For higher education institutions, AB 1159 creates a new vendor due diligence obligation that currently does not exist at the state statutory level. The ed-tech vendors serving California’s 2.9 million higher education students — learning management systems, proctoring platforms, AI tutoring tools, mental health apps, housing management systems — will become subject to KOPIPA-equivalent prohibitions under HESIPA. Institutions should be reviewing their existing vendor agreements now, before the bill passes, to identify contracts that would need to be amended to comply with the new framework.
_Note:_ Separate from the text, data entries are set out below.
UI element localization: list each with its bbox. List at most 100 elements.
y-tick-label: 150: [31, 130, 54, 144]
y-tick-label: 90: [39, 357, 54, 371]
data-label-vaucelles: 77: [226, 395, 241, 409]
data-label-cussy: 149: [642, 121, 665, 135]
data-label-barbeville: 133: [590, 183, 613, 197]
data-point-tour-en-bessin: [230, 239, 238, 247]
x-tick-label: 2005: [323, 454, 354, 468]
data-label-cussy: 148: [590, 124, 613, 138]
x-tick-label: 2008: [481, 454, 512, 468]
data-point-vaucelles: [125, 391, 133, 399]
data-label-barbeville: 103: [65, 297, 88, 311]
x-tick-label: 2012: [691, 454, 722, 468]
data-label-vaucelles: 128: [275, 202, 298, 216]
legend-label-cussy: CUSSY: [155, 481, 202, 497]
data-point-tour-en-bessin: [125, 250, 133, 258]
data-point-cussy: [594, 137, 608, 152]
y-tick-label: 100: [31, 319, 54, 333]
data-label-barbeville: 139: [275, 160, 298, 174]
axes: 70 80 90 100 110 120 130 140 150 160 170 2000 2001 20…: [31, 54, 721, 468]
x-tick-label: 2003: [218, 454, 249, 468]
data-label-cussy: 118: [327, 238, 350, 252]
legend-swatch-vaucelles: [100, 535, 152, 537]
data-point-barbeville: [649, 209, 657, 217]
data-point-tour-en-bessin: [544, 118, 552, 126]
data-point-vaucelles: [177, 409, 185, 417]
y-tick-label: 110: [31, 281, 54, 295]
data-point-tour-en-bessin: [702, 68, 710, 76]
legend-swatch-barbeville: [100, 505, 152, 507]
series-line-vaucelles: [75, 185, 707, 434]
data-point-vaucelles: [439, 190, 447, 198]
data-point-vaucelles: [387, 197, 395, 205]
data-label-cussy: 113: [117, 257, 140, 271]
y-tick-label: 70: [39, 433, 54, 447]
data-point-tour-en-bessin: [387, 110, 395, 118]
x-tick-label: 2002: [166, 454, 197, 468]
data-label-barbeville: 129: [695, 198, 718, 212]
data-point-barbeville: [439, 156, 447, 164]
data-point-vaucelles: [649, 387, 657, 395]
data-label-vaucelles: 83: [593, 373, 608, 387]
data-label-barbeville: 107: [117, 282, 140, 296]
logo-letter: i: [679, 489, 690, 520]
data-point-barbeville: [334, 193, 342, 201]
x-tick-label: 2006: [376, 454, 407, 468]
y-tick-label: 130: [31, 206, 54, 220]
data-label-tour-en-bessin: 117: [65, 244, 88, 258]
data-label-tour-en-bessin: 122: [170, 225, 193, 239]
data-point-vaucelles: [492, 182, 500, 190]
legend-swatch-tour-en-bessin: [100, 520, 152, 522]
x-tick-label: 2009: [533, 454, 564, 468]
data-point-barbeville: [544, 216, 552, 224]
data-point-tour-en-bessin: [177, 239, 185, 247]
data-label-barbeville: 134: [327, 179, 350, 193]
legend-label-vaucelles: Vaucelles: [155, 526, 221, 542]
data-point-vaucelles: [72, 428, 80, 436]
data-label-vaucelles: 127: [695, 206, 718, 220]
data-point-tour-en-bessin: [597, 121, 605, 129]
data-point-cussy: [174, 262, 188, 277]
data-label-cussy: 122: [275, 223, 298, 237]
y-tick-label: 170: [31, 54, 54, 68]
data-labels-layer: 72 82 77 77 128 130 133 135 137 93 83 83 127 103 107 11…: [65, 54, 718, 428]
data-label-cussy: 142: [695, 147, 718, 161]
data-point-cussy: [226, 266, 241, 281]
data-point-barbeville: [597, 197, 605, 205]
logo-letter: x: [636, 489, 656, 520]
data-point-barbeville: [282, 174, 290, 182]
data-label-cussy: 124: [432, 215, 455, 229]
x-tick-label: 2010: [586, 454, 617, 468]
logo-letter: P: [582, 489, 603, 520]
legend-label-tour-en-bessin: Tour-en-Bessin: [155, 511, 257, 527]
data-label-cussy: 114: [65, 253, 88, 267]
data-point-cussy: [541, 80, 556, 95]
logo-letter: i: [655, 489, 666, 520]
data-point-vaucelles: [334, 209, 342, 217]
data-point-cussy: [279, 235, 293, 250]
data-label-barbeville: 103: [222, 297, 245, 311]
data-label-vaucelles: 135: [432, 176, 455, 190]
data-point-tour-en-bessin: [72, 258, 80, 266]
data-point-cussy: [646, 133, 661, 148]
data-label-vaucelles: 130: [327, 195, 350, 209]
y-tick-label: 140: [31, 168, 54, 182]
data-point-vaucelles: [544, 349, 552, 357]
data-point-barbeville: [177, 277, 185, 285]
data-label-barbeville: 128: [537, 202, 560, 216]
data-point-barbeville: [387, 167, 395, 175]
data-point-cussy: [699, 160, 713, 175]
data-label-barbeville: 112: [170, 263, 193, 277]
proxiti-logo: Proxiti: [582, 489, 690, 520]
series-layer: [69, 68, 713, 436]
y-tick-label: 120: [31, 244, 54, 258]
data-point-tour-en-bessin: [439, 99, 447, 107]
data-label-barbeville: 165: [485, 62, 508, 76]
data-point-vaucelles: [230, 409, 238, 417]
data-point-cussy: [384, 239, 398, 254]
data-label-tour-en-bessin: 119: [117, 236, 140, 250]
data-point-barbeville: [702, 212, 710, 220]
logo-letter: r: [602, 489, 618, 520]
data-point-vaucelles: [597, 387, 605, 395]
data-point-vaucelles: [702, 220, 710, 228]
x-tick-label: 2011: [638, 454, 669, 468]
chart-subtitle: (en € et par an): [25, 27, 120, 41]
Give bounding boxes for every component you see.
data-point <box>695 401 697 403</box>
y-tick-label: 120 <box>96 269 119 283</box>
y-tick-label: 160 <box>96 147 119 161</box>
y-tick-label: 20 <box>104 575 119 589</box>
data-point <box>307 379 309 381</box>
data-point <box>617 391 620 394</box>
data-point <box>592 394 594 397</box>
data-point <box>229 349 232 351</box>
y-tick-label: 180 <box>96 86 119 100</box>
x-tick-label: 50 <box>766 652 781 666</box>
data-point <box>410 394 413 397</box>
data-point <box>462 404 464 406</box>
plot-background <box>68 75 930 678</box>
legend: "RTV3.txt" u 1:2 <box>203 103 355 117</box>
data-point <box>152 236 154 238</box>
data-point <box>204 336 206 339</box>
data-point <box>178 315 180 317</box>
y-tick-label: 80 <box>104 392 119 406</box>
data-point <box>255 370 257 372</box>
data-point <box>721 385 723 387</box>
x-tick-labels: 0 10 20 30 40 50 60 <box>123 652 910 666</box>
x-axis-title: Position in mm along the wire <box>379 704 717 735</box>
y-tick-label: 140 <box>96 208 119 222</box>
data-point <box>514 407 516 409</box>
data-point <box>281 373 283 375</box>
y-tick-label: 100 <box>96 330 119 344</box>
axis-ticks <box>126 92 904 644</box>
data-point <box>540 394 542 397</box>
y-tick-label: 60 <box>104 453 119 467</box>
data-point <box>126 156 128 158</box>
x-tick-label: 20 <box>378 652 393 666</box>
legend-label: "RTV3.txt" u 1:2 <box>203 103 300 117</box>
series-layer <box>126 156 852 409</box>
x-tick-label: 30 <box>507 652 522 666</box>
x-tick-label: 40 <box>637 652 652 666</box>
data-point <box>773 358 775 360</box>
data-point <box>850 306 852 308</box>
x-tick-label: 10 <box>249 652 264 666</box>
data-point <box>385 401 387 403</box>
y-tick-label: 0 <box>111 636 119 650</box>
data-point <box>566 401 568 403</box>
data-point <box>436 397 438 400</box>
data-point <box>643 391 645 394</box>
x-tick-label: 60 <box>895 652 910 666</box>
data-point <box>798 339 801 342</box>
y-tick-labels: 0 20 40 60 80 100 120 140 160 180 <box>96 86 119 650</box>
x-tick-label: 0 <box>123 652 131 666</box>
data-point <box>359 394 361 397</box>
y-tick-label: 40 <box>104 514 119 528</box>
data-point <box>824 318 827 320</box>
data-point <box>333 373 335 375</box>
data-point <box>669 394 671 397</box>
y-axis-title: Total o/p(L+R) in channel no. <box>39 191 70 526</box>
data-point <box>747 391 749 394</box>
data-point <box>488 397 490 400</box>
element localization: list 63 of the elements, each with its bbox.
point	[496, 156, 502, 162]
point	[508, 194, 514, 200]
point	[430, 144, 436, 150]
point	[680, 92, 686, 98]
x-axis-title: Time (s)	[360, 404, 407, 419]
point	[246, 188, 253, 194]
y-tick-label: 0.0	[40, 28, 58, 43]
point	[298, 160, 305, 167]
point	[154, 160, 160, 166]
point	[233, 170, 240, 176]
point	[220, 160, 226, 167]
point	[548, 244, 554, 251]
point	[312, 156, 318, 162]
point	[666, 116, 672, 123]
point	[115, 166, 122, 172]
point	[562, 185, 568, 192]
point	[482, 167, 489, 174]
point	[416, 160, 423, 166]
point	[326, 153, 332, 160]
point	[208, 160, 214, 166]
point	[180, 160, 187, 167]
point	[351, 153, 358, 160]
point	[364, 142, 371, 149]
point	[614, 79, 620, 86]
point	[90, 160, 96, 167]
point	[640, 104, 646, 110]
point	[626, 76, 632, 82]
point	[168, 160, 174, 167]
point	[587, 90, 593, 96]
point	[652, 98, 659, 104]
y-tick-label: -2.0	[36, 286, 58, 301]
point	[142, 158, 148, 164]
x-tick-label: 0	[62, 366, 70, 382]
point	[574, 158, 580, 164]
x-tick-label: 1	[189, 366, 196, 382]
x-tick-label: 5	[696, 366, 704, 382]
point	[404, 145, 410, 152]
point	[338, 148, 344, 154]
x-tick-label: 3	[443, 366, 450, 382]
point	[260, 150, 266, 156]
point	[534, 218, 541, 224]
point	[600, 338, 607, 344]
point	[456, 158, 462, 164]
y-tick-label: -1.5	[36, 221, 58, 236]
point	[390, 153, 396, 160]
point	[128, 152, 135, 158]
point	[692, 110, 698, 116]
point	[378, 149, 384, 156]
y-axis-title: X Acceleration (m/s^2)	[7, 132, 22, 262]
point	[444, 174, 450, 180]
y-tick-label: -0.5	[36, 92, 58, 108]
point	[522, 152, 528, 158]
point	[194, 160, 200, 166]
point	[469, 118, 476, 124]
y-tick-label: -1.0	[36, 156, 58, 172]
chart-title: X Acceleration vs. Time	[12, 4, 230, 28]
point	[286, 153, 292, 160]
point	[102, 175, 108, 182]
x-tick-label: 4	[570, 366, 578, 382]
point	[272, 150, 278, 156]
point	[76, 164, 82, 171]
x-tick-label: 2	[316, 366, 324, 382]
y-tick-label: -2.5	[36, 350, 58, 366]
For school districts navigating the extracurricular gray area, the compliance answer is straightforward even where the legal answer is uncertain: apply the substantive protections of KOPIPA to all ed-tech vendors that interact with student data in any school-adjacent context, regardless of whether those vendors would technically fall within or outside the bill’s formal scope. A district that voluntarily requires KOPIPA-equivalent contract terms from TeamSnap-type platforms is both better protected than the law currently requires and better positioned if the scope question is later resolved against the narrow interpretation.
The Legislative Trajectory
AB 1159 has garnered support from education groups and co-sponsors, and now heads to Assembly Appropriations Committee. The Appropriations Committee is where fiscally significant bills can stall or be amended to reduce their cost impact, and the bill’s private right of action provision creates potential fiscal implications for state court operations — the Governor’s January budget proposal includes $70 million in ongoing General Fund for court operations, partly in anticipation of increased litigation from privacy-related private rights of action.
The political configuration — California Labor Federation supporting, Chamber of Commerce opposing, Governor’s office watching — is familiar from every major California privacy bill of the past decade. Governor Newsom’s track record on privacy legislation is mixed: he signed the CPRA but pressured CalPrivacy to weaken its automated decision-making rules. Whether AB 1159 reaches his desk in a form he will sign, or arrives there with the private right of action intact, will tell privacy professionals a great deal about where California’s political will on student privacy actually sits in 2026.
What is not in question is that the problem AB 1159 addresses is real, documented, and growing. The technology that California’s students are required to use every day — from classroom AI tools to sports team management apps to college health platforms — is generating personal data at a scale and sensitivity level that the 2014 framework was never designed to govern. One enforcement action in a decade is not a compliance regime for a state with 6 million K-12 students and 2.9 million higher education students. AB 1159 is an imperfect but necessary attempt to close a gap that should not have been allowed to persist this long.
The question for privacy professionals — and for the California legislators voting on this bill — is whether an imperfect solution is better than the status quo. The answer to that question, measured by eleven years of near-zero enforcement and a data broker ecosystem that has been profiting from student data without legal consequence, seems clear.